The French and German governments are pushing for more discussions on cryptocurrency and have written a letter to the participants of the G-20 Summit to that effect. The letter written by the finance minister of France, Bruno Le Maire and that that of Germany, Peter Altimaier was also signed by the central bank chief of France, Villeroy de Galhau and the president of the federal bank of Germany, Jens Weidmann.
The letter called for a need to discuss transnational regulations on cryptocurrencies and its effects on global economy and requested for the attention and views of the International Monetary Fund. The document says that the officials were of the view that tokens and the technology behind them hold perspectives, it does not exclude the fact that tokens could supose risks to investors if they are not fully regulated internationally, and that if these risks were not calculated and verified, it could have dire consequences for the global economy.
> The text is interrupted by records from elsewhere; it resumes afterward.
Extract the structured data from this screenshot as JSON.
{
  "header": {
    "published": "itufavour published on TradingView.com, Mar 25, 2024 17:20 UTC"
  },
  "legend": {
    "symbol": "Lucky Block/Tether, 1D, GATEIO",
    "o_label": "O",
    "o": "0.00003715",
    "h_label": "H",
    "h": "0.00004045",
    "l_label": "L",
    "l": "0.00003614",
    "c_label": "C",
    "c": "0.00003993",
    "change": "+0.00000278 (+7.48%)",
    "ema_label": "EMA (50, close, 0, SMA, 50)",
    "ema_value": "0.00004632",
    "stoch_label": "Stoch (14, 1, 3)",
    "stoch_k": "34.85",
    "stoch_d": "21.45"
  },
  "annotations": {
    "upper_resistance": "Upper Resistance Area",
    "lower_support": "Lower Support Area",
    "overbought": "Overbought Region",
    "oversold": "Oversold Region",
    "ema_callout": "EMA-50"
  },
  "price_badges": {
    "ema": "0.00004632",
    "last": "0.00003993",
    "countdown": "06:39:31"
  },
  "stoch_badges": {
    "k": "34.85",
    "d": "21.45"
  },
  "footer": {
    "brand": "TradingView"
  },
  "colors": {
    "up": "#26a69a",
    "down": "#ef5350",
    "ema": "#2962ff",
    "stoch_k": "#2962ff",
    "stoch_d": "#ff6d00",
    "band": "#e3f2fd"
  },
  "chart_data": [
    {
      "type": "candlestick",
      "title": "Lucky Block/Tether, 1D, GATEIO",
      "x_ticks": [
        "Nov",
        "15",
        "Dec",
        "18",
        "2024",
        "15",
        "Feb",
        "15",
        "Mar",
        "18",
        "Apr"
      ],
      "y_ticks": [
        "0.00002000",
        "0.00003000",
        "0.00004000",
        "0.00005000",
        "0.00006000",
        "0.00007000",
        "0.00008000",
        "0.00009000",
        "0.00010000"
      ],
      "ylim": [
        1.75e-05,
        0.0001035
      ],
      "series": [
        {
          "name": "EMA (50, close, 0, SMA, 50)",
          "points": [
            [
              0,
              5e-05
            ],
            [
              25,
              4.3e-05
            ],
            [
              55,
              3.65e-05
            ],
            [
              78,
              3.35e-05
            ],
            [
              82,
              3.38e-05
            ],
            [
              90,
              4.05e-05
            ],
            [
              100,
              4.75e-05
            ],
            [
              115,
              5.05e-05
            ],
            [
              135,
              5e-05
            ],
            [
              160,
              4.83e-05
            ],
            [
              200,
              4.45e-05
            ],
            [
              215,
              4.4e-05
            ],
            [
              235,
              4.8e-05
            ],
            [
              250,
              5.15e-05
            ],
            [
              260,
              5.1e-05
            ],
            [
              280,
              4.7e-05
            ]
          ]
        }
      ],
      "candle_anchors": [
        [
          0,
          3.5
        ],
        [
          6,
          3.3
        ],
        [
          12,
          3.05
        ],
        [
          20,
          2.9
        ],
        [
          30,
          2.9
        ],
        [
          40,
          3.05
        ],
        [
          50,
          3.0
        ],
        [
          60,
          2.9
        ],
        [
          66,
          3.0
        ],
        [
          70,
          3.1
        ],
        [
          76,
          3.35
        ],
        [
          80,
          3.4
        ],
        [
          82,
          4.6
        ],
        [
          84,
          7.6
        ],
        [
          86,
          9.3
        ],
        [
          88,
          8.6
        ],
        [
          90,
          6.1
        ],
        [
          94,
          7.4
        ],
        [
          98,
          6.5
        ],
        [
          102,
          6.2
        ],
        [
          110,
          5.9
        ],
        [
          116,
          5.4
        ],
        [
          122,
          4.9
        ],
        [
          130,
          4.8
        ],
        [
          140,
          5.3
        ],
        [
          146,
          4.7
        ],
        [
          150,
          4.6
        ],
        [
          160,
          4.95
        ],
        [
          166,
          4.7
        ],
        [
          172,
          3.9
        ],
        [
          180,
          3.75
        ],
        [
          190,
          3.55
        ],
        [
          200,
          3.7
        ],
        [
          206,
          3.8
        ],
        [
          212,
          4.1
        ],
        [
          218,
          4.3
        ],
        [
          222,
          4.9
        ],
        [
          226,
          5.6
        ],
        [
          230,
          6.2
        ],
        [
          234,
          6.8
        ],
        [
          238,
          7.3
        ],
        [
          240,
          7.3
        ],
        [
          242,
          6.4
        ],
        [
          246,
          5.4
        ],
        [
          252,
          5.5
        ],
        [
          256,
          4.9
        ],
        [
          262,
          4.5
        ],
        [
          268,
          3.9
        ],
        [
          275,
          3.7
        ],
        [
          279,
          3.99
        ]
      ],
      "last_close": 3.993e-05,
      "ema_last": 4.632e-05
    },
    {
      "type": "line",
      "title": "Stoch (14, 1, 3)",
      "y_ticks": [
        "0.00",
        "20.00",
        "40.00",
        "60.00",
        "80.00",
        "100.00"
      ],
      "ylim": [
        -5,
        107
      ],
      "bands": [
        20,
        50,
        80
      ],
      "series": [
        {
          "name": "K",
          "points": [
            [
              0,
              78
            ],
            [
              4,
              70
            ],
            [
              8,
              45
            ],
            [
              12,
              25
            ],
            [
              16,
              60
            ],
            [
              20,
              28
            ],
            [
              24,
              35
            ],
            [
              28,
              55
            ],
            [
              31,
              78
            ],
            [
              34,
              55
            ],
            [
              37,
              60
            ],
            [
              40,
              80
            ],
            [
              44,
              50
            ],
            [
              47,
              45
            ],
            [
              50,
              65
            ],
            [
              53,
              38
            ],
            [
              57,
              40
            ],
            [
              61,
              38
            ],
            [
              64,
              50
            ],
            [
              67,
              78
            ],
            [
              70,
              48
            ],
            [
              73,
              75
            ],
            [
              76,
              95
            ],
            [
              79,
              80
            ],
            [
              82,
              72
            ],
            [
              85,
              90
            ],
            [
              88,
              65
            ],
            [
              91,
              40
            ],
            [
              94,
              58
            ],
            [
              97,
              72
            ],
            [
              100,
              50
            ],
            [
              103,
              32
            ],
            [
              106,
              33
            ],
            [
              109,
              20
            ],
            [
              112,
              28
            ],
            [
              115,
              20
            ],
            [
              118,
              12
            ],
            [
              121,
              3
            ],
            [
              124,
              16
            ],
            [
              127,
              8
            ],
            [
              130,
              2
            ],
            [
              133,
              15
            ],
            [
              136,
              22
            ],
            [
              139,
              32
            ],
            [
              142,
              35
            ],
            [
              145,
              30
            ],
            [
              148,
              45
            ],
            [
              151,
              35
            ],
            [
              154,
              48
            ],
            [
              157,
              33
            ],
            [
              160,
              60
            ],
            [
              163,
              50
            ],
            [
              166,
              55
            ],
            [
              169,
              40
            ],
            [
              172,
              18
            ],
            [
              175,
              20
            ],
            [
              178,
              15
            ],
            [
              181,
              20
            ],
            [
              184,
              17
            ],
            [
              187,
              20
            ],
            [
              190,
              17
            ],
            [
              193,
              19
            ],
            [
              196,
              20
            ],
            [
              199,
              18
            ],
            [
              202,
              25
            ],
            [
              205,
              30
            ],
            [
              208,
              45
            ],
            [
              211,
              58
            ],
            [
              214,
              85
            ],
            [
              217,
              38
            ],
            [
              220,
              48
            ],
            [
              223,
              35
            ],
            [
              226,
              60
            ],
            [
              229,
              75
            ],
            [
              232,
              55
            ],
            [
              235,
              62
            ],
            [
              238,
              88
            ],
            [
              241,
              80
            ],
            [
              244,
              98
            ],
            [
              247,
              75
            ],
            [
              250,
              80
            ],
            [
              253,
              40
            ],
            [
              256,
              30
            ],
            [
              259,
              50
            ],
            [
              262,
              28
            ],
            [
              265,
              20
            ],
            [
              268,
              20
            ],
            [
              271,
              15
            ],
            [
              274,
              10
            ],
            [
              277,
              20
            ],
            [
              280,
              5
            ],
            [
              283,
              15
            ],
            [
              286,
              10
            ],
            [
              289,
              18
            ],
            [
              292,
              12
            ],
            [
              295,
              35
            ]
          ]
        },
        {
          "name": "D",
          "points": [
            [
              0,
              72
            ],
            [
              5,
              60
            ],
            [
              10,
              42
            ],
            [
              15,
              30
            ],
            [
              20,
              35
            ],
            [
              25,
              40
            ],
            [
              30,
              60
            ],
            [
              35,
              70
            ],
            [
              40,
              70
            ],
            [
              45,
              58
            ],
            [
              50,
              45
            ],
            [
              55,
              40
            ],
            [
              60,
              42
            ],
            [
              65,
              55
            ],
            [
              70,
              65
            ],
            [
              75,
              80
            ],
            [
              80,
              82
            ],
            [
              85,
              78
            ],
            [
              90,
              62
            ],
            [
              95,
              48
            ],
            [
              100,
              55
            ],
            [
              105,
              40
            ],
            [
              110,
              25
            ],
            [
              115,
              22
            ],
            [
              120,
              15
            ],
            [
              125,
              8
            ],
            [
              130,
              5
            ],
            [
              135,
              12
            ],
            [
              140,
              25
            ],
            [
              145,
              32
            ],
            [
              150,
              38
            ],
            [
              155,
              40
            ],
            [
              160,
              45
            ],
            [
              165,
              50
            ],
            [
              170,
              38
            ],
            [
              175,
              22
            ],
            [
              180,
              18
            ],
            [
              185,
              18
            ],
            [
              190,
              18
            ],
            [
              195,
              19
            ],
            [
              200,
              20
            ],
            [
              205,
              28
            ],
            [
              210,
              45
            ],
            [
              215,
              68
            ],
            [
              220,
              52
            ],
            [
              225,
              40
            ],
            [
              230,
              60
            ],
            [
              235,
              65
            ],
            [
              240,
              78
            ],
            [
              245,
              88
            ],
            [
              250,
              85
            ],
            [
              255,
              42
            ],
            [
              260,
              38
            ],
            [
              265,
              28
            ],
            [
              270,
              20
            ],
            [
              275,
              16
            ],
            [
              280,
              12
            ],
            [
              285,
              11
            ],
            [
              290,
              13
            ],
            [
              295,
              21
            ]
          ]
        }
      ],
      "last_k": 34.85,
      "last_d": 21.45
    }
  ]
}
The letter continues by saying that tremendous progress has been made in the area of protection for investors and consumers, that progress must be sustained by extending the supervisory functions of existing regulatory agencies centered into digital currencies. According to the officials, their countries have made giant strides in the implementation of policies that check financial crimes such as money laundering and terrorism financing, however, they were of the opinion that with respect to digital currencies, there is a definite need for coordinated international approach to have an effective policy in place.
The French finance Minister Le Maire, while speaking to reporters said that the two countries shall be presenting a joint proposal to their G-20 counterparts in the next summit coming up in Argentina in March. He said the presentation was necessary to highlight the risks associated with Bitcoin and other digital currencies as well as proffer regulatory measures that should be adopted to ameliorate the risks.
The letter went further to raise the issue that digital currencies are misrepresented as currencies in the media. This widespread misrepresentation will no doubt be responsible for the largely uninformed or poorly informed investors that invest in the token market.
Responding to the proposal, the German finance ministry said that it makes sense to discuss Bitcoin and its associated risks and the impact that could have on the global economy. The ministry said that the G20 summit would be a good opportunity to raise the existing concern.
There are indications that the proposal is supported by the Italian government and the United Kingdom in the bid to have Bitcoin regulated. The attention Bitcoin has received in the past months raised concerns in Europe even as the digital currency gained more acceptability when the Bitcoin futures was launched by the CBOE and CME. There seemed to have been a consensus among some European countries to push for Bitcoin regulation, a situation which many in the digital currency community see as a move to truncate a technology that could liberate a lot of the world’s population from the bureaucratic stranglehold of the established financial system.